Saindo das nossas bolhas de ressonância
Em épocas de divisões ideológicas profundas como estamos vivendo hoje, não é incomum que a maioria das nossas discussões se transformem em Fla-Flu, nos quais defendemos as posições daqueles com quem nos identificamos, sem ao menos considerar os argumentos que são efetivamente levantados. Nas potentes caixas de ressonância das redes sociais, as posições que defendemos servem de distintivo que marcam nosso pertencimento a este ou a aquele grupo. A velha piada sobre o judeu náufrago que constrói duas sinagogas na ilha em que vive sozinho, “em uma, eu rezo diariamente; na outra, eu nem passo na frente!”, passou a refletir partes crescentes das nossas posições.
Na parashá desta semana, Vaishlách, os irmãos Iaacóv e Essáv se reencontram depois de ficarem separados por vinte anos. Esse momento é cercado de tensão, pois Iaacóv tinha fugido da terra de Cnaán depois de trapacear seu irmão pela benção de seu pai e Essáv ter jurado matá-lo. Ao se aproximar da terra em que seus pais viviam, Iaacóv manda mensageiros com mensagens de paz e, quando ele descobre que seu irmão está vindo em sua direção na companhia de 400 homens, ele entra em pânico e desenvolve uma estratégia quase-militar, dividindo seu grupo em dois (para facilitar a fuga) e enviando presentes que adoçassem o coração do seu irmão.
O encontro foi exatamente o oposto do que Iaacóv temia. Essáv abraçou-o e beijou-o e, juntos, os dois irmãos choraram. Essáv propõe que os dois caminhem juntos, uma tentativa de reconstruir a relação fraternal que havia se perdido. Iaacóv recusa: ele deseja paz, mas não proximidade.

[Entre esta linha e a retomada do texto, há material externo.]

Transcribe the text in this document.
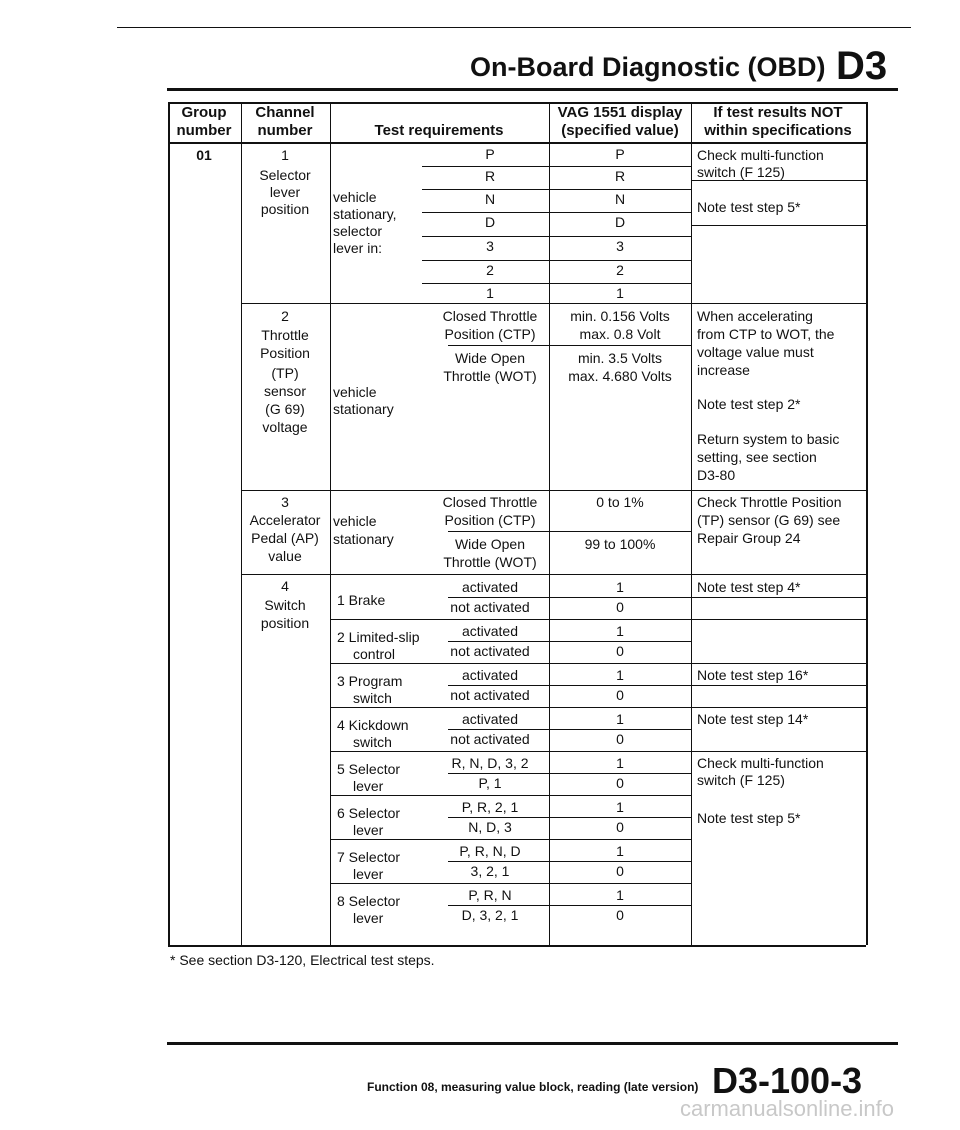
On-Board Diagnostic (OBD) D3
Group
number
Channel
number	Test requirements
VAG 1551 display
(specified value)
If test results NOT
within specifications
01	P
R
N
D
3
2
1
P
R
N
D
3
2
1
1
Selector
lever
position
vehicle
stationary,
selector
lever in:
Check multi-function
switch (F 125)
Note test step 5*
2
Throttle
Position
(TP)
sensor
(G 69)
voltage
vehicle
stationary
Closed Throttle
Position (CTP)
Wide Open
Throttle (WOT)
min. 0.156 Volts
max. 0.8 Volt
min. 3.5 Volts
max. 4.680 Volts
When accelerating
from CTP to WOT, the
voltage value must
increase
Note test step 2*
Return system to basic
setting, see section
D3-80
3
Accelerator
Pedal (AP)
value
vehicle
stationary
Closed Throttle
Position (CTP)
Wide Open
Throttle (WOT)
0 to 1%
99 to 100%
Check Throttle Position
(TP) sensor (G 69) see
Repair Group 24
4
Switch
position
activated
not activated
1
0
1 Brake
activated
not activated
1
0
2 Limited-slip
control
activated
not activated
1
0
3 Program
switch
activated
not activated
1
0
4 Kickdown
switch
R, N, D, 3, 2
P, 1
1
0
5 Selector
lever
P, R, 2, 1
N, D, 3
1
0
6 Selector
lever
P, R, N, D
3, 2, 1
1
0
7 Selector
lever
P, R, N
D, 3, 2, 1
1
0
8 Selector
lever
Note test step 4*
Note test step 16*
Note test step 14*
Check multi-function
switch (F 125)
Note test step 5*
* See section D3-120, Electrical test steps.
Function 08, measuring value block, reading (late version) D3-100-3
carmanualsonline.info
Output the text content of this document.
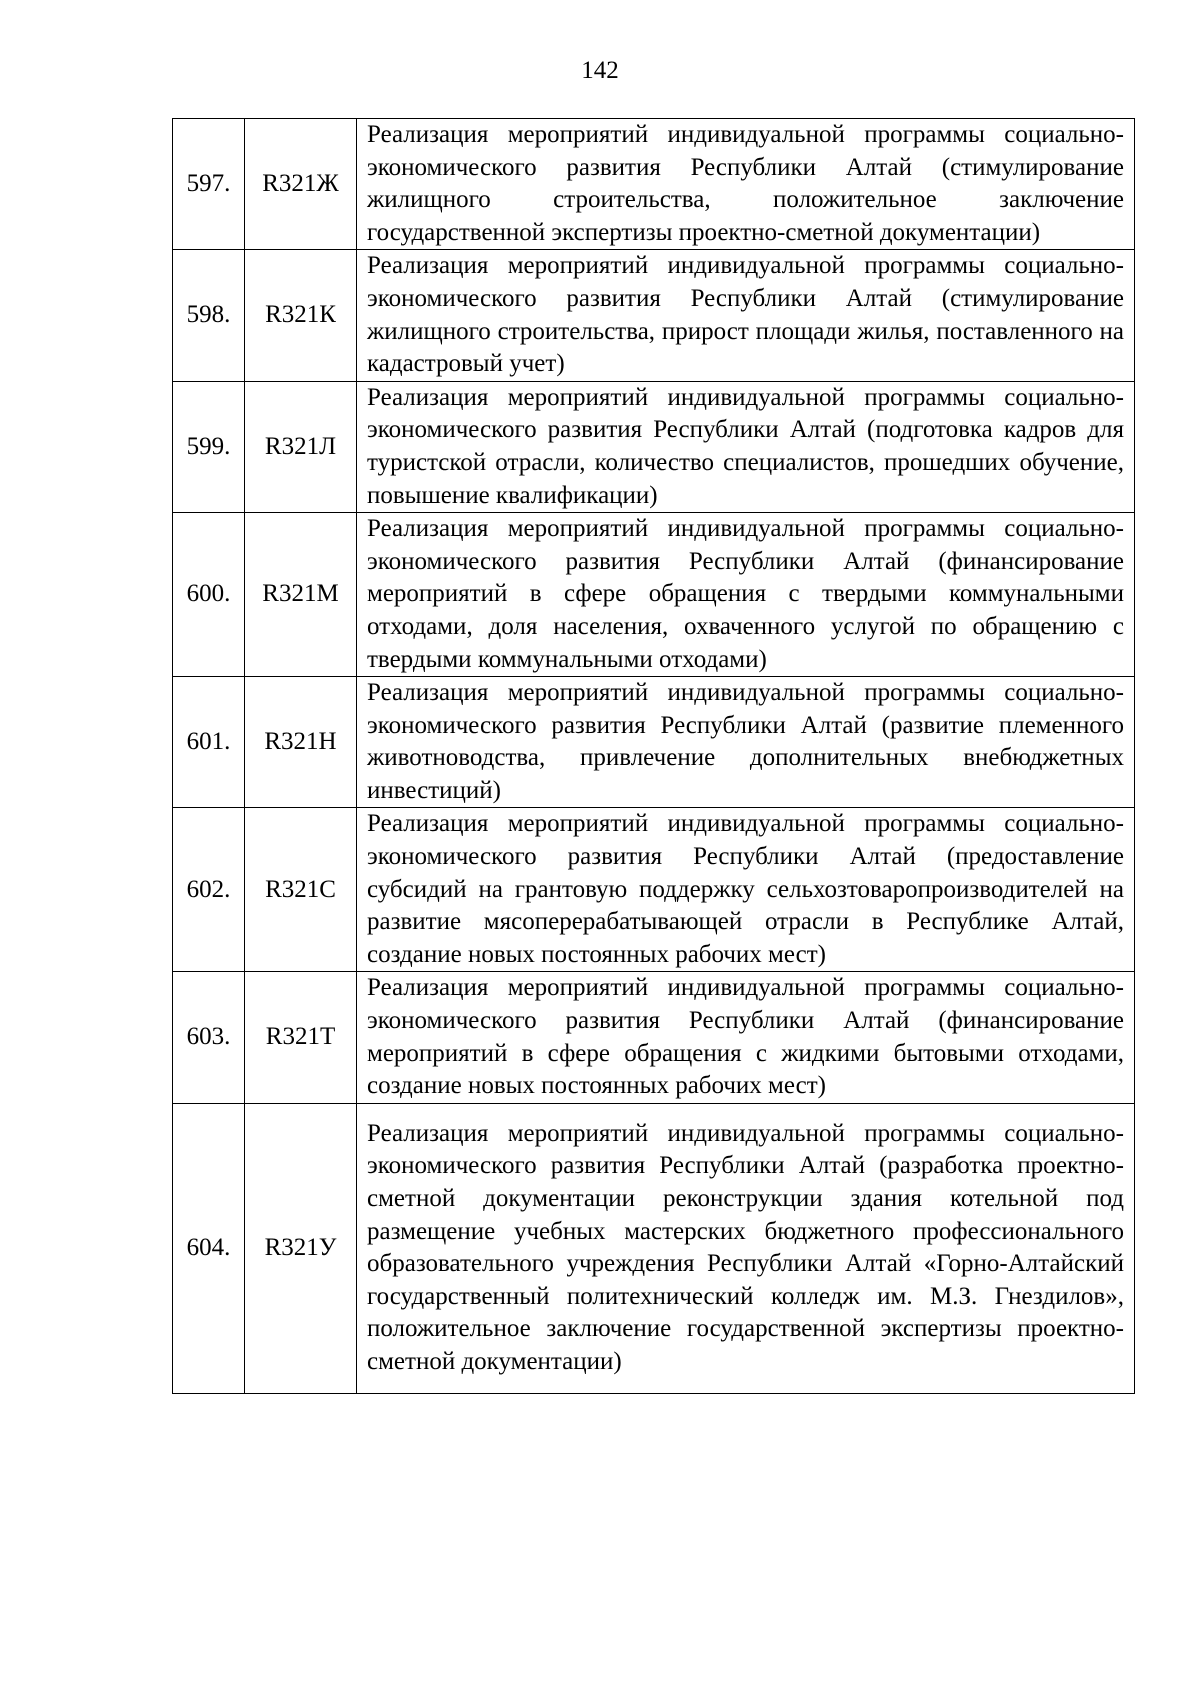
142
597.	R321Ж	Реализация мероприятий индивидуальной программы социально-экономического развития Республики Алтай (стимулирование жилищного строительства, положительное заключение государственной экспертизы проектно-сметной документации)
598.	R321К	Реализация мероприятий индивидуальной программы социально-экономического развития Республики Алтай (стимулирование жилищного строительства, прирост площади жилья, поставленного на кадастровый учет)
599.	R321Л	Реализация мероприятий индивидуальной программы социально-экономического развития Республики Алтай (подготовка кадров для туристской отрасли, количество специалистов, прошедших обучение, повышение квалификации)
600.	R321М	Реализация мероприятий индивидуальной программы социально-экономического развития Республики Алтай (финансирование мероприятий в сфере обращения с твердыми коммунальными отходами, доля населения, охваченного услугой по обращению с твердыми коммунальными отходами)
601.	R321Н	Реализация мероприятий индивидуальной программы социально-экономического развития Республики Алтай (развитие племенного животноводства, привлечение дополнительных внебюджетных инвестиций)
602.	R321С	Реализация мероприятий индивидуальной программы социально-экономического развития Республики Алтай (предоставление субсидий на грантовую поддержку сельхозтоваропроизводителей на развитие мясоперерабатывающей отрасли в Республике Алтай, создание новых постоянных рабочих мест)
603.	R321Т	Реализация мероприятий индивидуальной программы социально-экономического развития Республики Алтай (финансирование мероприятий в сфере обращения с жидкими бытовыми отходами, создание новых постоянных рабочих мест)
604.	R321У	Реализация мероприятий индивидуальной программы социально-экономического развития Республики Алтай (разработка проектно-сметной документации реконструкции здания котельной под размещение учебных мастерских бюджетного профессионального образовательного учреждения Республики Алтай «Горно-Алтайский государственный политехнический колледж им. М.З. Гнездилов», положительное заключение государственной экспертизы проектно-сметной документации)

Para os comentaristas clássicos, as intenções de Essáv são, necessariamente, as piores possíveis — o grande debate é se Iaacóv agiu de forma correta ao enviar presentes e tentar, assim, apaziguar a ira do malvado Essáv. A associação entre Essáv (também chamado de Edom, ou “vermelho”) e o Império Romano (que tinha no vermelho a sua cor) restringiam a possibilidade de que nossos rabinos, que viviam sob opressão do império, tivessem uma leitura generosa do irmão do nosso patriarca. No entanto, ao ler o texto da Torá, eu não encontro nada que desabone a conduta de Essáv. Se a beleza está no olhar de quem a enxerga, a percepção de que Essáv tinha más intenções também depende menos de suas ações do que de quem as observa. A verdade é que a opinião rabínica a respeito de Essáv tem muito pouco a ver com o que ele faz e muito a ver com o fato de que ele é o antagonista do nosso patriarca – não muito diferente da conduta que verificamos nas redes sociais de hoje.
Essa semana, escutei em um podcast sobre os campos de detenção para uma minoria muçulmana na China, os Uighur [1]. Mais de um milhão de pessoas já foram detidas e, de acordo com algumas fontes, submetidas a processos de lavagem cerebral que buscam convencê-los a abandonar suas crenças religiosas [2], além de outros tipos de violência.
O povo judeu, ao longo de sua história, vivenciou inúmeros episódios em que fomos atacados e massacrados pelo único motivo de termos nossas crenças e práticas religiosas; episódios nos quais o silêncio do mundo, não apenas nos ofendeu profundamente, mas também custou milhões de vidas judias. A tradição judaica ensina que devemos aprender dos episódios de opressão que vivenciamos para que protejamos aqueles que passam por situações semelhantes nos dias de hoje, sem deixar que nossos preconceitos contra qualquer grupo nos impeça de identificar a injustiça onde quer que ela ocorra. Nesse sentido, é nossa obrigação judaica nos solidarizarmos com os Uighur na China e não economizarmos esforços para interromper o brutal assalto do qual eles estão sendo vítimas.
Que nesse Shabat possamos superar a estreiteza das nossas posições habituais e estarmos abertos para desenvolver empatia pela situação dos aflitos, mesmo aqueles que não fazem parte do nosso círculo tradicional de aliados.